On her way home, she encountered the wizard, who thought she was a wonderful bird and said, “Oh, Fitcher's feathered bird, where from, where from?”

To which she responded, “From feathered Fitze Fitcher's house I've come.”

“And the young bride there, how does she fare?” he asked, imagining his marriage night, and the soft young body of his wife.

And she, smiling softly under her down and honey, said, “She's swept the house all the way through, and from the attic window, she's staring down at you.”

When the wizard arrived home to find the skull in the window, he waved at it, thinking it was his bride. When he went inside, the brothers and father of the little stolen girls locked the door, set a fire, and burned the terrible murderer up.

 

IN THE GRIMMS
'
STORY,
of course, the community at last cleansed itself by fire, and in the aftermath came out righteous and whole. This did not happen to Templeton.

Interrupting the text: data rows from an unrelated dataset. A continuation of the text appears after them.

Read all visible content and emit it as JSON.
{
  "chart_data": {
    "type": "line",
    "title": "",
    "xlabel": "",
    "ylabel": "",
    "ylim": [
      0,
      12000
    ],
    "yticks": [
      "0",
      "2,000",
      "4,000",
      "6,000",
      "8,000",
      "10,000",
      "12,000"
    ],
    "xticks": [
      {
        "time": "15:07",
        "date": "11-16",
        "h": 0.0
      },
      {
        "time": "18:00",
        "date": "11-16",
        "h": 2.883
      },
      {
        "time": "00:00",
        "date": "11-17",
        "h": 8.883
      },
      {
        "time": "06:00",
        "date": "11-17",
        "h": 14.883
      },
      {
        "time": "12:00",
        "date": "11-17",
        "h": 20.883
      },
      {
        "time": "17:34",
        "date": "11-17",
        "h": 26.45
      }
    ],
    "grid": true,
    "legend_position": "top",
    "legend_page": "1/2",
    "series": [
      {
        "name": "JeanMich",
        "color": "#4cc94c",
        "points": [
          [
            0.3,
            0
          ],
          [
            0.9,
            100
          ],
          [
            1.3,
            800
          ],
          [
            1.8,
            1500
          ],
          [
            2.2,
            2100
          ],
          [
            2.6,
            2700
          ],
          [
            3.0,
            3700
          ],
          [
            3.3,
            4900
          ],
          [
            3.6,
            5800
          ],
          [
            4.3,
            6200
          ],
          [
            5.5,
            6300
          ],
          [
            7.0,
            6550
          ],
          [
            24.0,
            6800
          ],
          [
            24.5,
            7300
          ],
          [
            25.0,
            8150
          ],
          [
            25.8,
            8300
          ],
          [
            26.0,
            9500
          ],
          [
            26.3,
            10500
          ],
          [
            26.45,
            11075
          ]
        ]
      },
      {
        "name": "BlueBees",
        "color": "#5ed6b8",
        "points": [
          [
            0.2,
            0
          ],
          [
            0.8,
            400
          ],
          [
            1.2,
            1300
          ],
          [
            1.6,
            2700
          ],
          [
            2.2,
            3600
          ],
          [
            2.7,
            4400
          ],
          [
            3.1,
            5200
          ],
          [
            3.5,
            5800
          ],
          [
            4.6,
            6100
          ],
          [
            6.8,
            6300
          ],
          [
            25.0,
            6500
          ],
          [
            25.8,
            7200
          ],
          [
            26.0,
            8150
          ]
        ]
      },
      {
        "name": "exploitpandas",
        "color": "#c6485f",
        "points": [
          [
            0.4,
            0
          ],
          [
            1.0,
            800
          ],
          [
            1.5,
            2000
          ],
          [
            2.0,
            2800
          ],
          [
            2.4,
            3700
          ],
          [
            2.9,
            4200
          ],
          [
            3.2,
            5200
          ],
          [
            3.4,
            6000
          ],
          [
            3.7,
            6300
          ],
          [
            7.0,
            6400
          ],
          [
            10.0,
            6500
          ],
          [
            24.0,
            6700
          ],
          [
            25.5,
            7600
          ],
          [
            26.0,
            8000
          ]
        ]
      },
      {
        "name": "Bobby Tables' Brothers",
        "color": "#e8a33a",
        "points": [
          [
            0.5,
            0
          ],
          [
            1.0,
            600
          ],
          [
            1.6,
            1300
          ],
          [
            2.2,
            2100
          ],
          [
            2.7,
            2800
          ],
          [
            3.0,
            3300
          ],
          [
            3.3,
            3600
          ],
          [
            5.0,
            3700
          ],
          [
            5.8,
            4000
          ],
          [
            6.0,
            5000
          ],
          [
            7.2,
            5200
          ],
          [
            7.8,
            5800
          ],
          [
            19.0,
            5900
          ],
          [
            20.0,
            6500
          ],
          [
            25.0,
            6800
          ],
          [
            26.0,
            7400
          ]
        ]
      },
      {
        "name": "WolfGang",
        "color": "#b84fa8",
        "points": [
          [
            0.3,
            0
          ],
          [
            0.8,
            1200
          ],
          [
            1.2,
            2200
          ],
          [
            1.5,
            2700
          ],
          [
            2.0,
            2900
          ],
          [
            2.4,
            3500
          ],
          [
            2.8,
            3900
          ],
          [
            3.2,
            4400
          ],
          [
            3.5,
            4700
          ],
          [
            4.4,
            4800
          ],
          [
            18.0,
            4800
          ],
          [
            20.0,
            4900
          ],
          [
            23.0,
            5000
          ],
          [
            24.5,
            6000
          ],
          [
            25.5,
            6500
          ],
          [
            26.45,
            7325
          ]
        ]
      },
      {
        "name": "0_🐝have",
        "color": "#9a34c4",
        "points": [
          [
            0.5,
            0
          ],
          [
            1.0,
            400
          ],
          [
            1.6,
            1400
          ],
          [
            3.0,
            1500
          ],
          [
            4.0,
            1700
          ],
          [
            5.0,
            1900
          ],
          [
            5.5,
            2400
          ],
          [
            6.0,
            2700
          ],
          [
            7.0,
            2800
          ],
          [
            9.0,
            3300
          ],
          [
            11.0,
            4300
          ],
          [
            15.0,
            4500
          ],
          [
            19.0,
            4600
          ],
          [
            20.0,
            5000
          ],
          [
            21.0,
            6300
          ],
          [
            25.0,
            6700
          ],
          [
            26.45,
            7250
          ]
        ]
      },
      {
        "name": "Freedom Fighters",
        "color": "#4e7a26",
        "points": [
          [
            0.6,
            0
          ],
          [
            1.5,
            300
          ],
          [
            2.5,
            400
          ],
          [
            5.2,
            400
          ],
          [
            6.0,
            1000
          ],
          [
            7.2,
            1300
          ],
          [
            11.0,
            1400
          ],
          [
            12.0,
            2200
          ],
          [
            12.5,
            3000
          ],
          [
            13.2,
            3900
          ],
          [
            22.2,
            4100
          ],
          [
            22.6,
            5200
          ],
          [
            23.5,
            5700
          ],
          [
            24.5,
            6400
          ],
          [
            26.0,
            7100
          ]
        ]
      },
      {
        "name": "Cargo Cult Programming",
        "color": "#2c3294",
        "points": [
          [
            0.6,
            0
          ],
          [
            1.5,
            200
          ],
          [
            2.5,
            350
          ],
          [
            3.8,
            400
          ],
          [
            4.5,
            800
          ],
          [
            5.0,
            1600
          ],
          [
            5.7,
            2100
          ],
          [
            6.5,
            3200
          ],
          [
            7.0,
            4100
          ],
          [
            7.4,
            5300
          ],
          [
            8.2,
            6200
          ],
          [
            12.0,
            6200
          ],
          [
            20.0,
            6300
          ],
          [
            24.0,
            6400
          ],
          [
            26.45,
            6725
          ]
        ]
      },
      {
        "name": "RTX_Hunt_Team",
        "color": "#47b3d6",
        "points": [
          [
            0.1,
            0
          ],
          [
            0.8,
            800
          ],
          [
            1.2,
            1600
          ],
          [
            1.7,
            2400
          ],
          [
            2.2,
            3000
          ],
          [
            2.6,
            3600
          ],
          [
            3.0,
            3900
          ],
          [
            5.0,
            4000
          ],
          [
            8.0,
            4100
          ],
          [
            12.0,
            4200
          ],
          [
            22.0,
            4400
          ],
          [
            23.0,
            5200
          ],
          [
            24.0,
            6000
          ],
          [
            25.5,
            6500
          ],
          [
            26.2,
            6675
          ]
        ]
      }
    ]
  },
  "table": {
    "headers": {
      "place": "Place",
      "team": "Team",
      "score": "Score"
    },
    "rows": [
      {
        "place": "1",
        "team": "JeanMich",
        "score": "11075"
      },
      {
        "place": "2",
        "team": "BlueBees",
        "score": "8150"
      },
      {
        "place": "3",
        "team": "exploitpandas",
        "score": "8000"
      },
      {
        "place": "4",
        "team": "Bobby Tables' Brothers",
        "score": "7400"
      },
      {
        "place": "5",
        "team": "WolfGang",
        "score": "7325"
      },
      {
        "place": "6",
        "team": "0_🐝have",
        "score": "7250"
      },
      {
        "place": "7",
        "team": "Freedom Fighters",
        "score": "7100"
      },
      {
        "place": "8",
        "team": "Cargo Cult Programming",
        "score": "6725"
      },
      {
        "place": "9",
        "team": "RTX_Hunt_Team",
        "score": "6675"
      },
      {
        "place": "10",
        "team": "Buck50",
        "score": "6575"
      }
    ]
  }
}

We were under siege. The media trucks were parked all along Main Street. Our town, though small, was famous for the baseball museum and for its beauty, an all-American village. Right-wing pundits on television and in the mega-corporation-owned newspapers held up our town as a symbol
for the internal moral rot of America, a symbol of the trickle-down immorality stemming from our Democrat president, who went around screwing everything that moved. People from Cherry Valley and Herkimer roared into town, pretending that they were natives, and the whole country saw us as drawling mulleted hicks in whole-body Carhartt, and hated us more. The handsome newscasters shivered in their fur-lined parkas, sat at our diner, and tried to eavesdrop, but were really only eavesdropping on other newscasters.